Il Presidente ha poi annunciato che è in via di ultimazione un documento che sarà presentato la prossima settimana al Governo.

«Stiamo ultimando un nostro controrapporto che si basa sui dati reali forniti dalle imprese che presenteremo mercoledì al Ministro Gualtieri chiedendogli di fermare questa incredibile ingiustizia» ha anticipato. I dati raccolti da Ance dimostrano infatti che siamo ben oltre la media dei 74 gg indicata dal Governo italiano.

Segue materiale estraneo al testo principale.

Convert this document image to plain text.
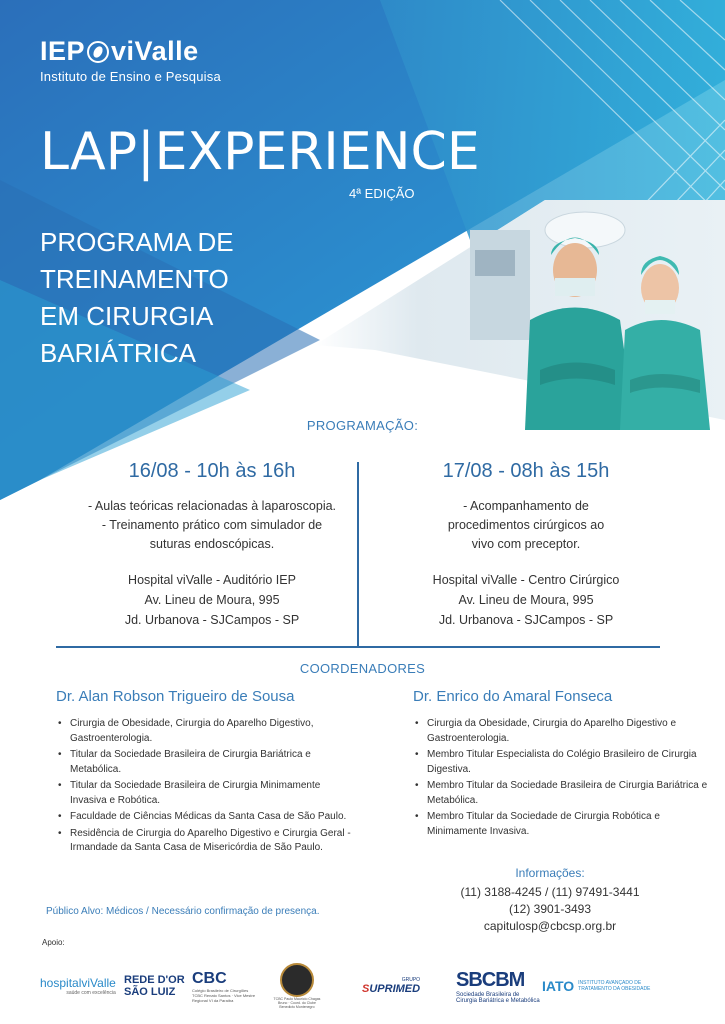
IEP viValle
Instituto de Ensino e Pesquisa
LAP|EXPERIENCE
4ª EDIÇÃO
PROGRAMA DE
TREINAMENTO
EM CIRURGIA
BARIÁTRICA
PROGRAMAÇÃO:
16/08 - 10h às 16h
- Aulas teóricas relacionadas à laparoscopia.
- Treinamento prático com simulador de
suturas endoscópicas.
Hospital viValle - Auditório IEP
Av. Lineu de Moura, 995
Jd. Urbanova - SJCampos - SP
17/08 - 08h às 15h
- Acompanhamento de
procedimentos cirúrgicos ao
vivo com preceptor.
Hospital viValle - Centro Cirúrgico
Av. Lineu de Moura, 995
Jd. Urbanova - SJCampos - SP
COORDENADORES
Dr. Alan Robson Trigueiro de Sousa
• Cirurgia de Obesidade, Cirurgia do Aparelho Digestivo, Gastroenterologia.
• Titular da Sociedade Brasileira de Cirurgia Bariátrica e Metabólica.
• Titular da Sociedade Brasileira de Cirurgia Minimamente Invasiva e Robótica.
• Faculdade de Ciências Médicas da Santa Casa de São Paulo.
• Residência de Cirurgia do Aparelho Digestivo e Cirurgia Geral - Irmandade da Santa Casa de Misericórdia de São Paulo.
Dr. Enrico do Amaral Fonseca
• Cirurgia da Obesidade, Cirurgia do Aparelho Digestivo e Gastroenterologia.
• Membro Titular Especialista do Colégio Brasileiro de Cirurgia Digestiva.
• Membro Titular da Sociedade Brasileira de Cirurgia Bariátrica e Metabólica.
• Membro Titular da Sociedade de Cirurgia Robótica e Minimamente Invasiva.
Público Alvo: Médicos / Necessário confirmação de presença.
Informações:
(11) 3188-4245 / (11) 97491-3441
(12) 3901-3493
capitulosp@cbcsp.org.br
Apoio:
hospitalviValle
saúde com excelência
REDE D'OR
SÃO LUIZ
CBC
Colégio Brasileiro de Cirurgiões
TCBC Renato Santos · Vice Mestre Regional VI da Paraíba	TCBC Paulo Maurício Chagas Bruno · Coord. do Clube Benedicto Montenegro
GRUPO
SUPRIMED SBCBM
Sociedade Brasileira de Cirurgia Bariátrica e Metabólica
IATO INSTITUTO AVANÇADO DE
TRATAMENTO DA OBESIDADE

«Questo conteggio è falsato perché parte della richiesta di rimborso, cioè in media 3 mesi e mezzo dopo che le imprese non ricevono l’Iva - ha precisato - quindi i 74 giorni sono solo un pezzo del tempo di attesa!».

Il che vuol dire che “le imprese sono costrette il più delle volte ad attendere mesi e mesi prima di poter tornare in possesso di una importante liquidità”. Lo Stato, d’altronde, ha tutti gli strumenti e i controlli necessari per colpire possibili evasori, come dimostrano anche i recenti dati positivi dell’Agenzia delle entrate sul recupero dell’evasione grazie alla fatturazione elettronica. 

«Facciamo appello a tutto il Governo e alle forze politiche di maggioranza che peraltro, in gran parte, si sono pronunciate a favore della soppressione di questa misura iniqua di fermare la proroga» ha concluso.